Blog on Blog #2

What is our responsibility as bloggers?

I’m reading a few blogs now, ranging from very brief reflections on classroom practice to academic papers that just happen to be posted on a blog. I hope that my own humble offering sits somewhere in between. My question is, how much responsibility to we have to cite sources or to base what we write on research?

My lovely sister is a naturopath*. She’s very careful to only work with treatments that are supported by serious scientific data. So, for example, she won’t touch homeopathy. There is no hard evidence for its effectiveness, so why use it? I’m sure her job is made harder by people who have read blogs that happily state that dipping your nose in a bucket of cat’s urine is a sure-fire cure for warts with no evidence or liability for the ill-effects of cat’s wee up the nostrils.

I like to think that I’m a professional. So, what is my responsibility here? I don’t think that everything I write should have to be peer-reviewed and backed up with hard data, but nor do I think that I should be able to bang out blatant untruths without regard to the possible consequences.

So where’s the line? What lines do you have for your own blogging?


* I have two sisters. They’re both lovely.


2 thoughts on “Blog on Blog #2

  1. I think that we have an ethical requirement to recognise where our ideas come from. However, I do not feel that it needs to be empirical. Take for example my post on 1:1 I could have done a research project on this. Surveyed every school in … However not only would that not have been timely, but it may have missed the point. As long as you don’t go saying that you represent ‘Global Education Reform United’ which is just a swanky title for your opinions then it is ok. I think being subjective allows you to say things and start conversations about whether your perspective is different and really I’d hope that is what it is all about? Then again, maybe I’m over thinking things? I am happy if someone want to take apart my post on ‘Digital Revolutions’ but no one has. Although some simply refuse to engage with it because it is subjective. There lose, not mine.

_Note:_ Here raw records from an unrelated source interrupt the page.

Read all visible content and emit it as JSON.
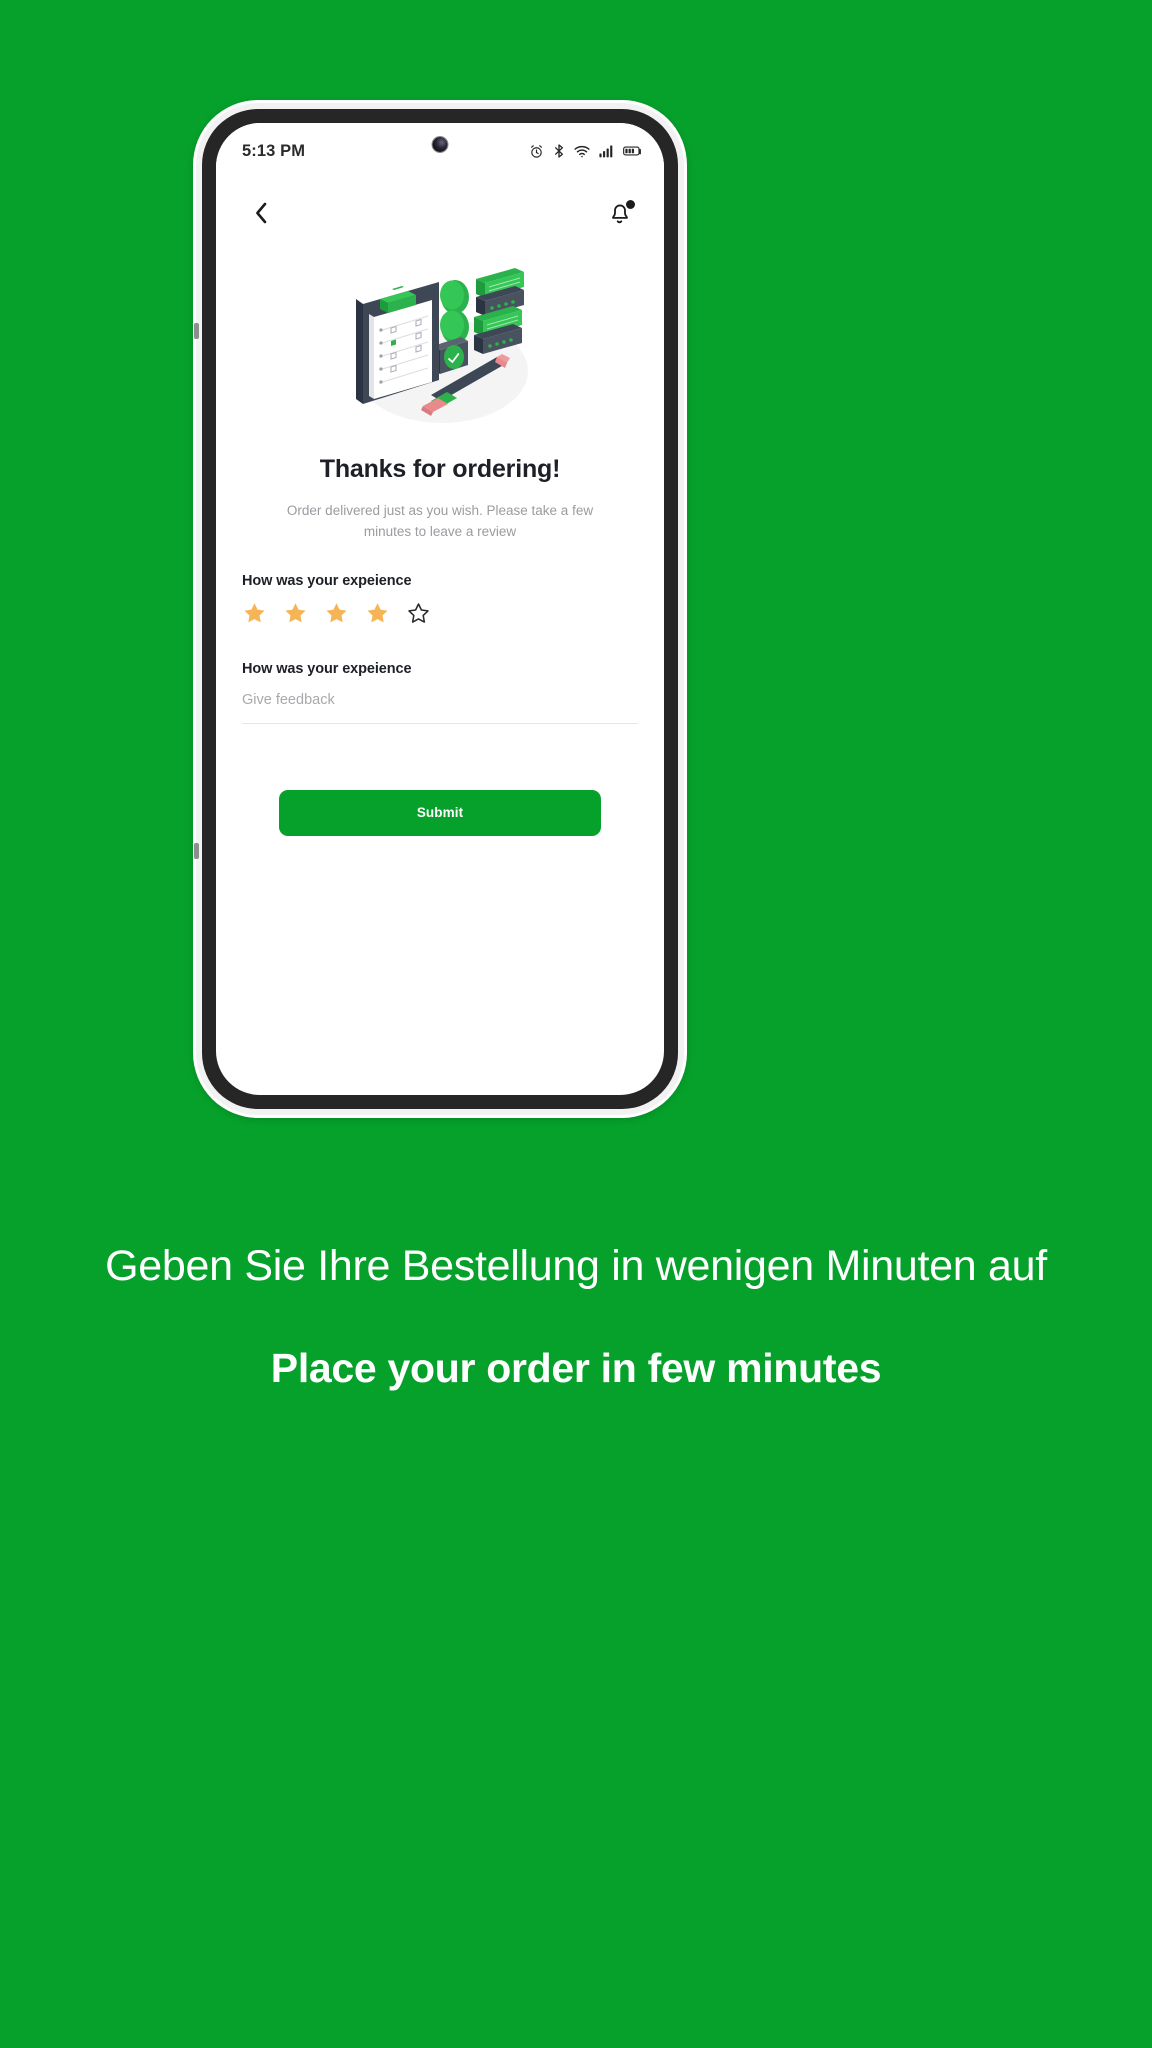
{
  "theme": {
    "brand_green": "#06a12b",
    "star_filled": "#f5b556",
    "star_empty_outline": "#2b2b2b",
    "text_dark": "#1d2026",
    "text_muted": "#9b9ba1",
    "phone_body": "#262626",
    "screen_bg": "#ffffff"
  },
  "phone": {
    "status_bar": {
      "time": "5:13 PM",
      "camera": "front-camera-punch-hole",
      "icons": [
        {
          "name": "alarm-icon",
          "label": "Alarm"
        },
        {
          "name": "bluetooth-icon",
          "label": "Bluetooth"
        },
        {
          "name": "wifi-icon",
          "label": "Wi-Fi"
        },
        {
          "name": "cellular-signal-icon",
          "label": "Signal"
        },
        {
          "name": "battery-icon",
          "label": "Battery"
        }
      ]
    },
    "app_bar": {
      "back_icon": "chevron-left-icon",
      "notification_icon": "bell-icon",
      "notification_badge": true
    },
    "illustration": {
      "name": "review-clipboard-illustration",
      "alt": "Isometric clipboard with checklist, chat bars and pencil"
    },
    "screen": {
      "headline": "Thanks for ordering!",
      "subtitle": "Order delivered just as you wish. Please take a few minutes to leave a review",
      "rating_label": "How was your expeience",
      "rating": {
        "value": 4,
        "max": 5,
        "stars": [
          "filled",
          "filled",
          "filled",
          "filled",
          "empty"
        ]
      },
      "feedback_label": "How was your expeience",
      "feedback_value": "",
      "feedback_placeholder": "Give feedback",
      "submit_label": "Submit"
    }
  },
  "captions": {
    "german": "Geben Sie Ihre Bestellung in wenigen Minuten auf",
    "english": "Place your order in few minutes"
  }
}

    1. I think you’re dead right here, Aaron. I’m a bit torn. I love that people are doing serious research into what works in the classroom. It really gives us something to work with when we look to improve our practice. However, I also feel that what works in the classroom is so variable that any contribution to the conversation is valuable, no matter how subjective it is. I would hate to get to the point at which we don’t do anything in the classroom that isn’t based on serious quantitative research, but I also have issues with teachers who sneer at academics and academic research and insist that nobody can tell them how to improve their work. As always, the middle ground seems pretty good to me.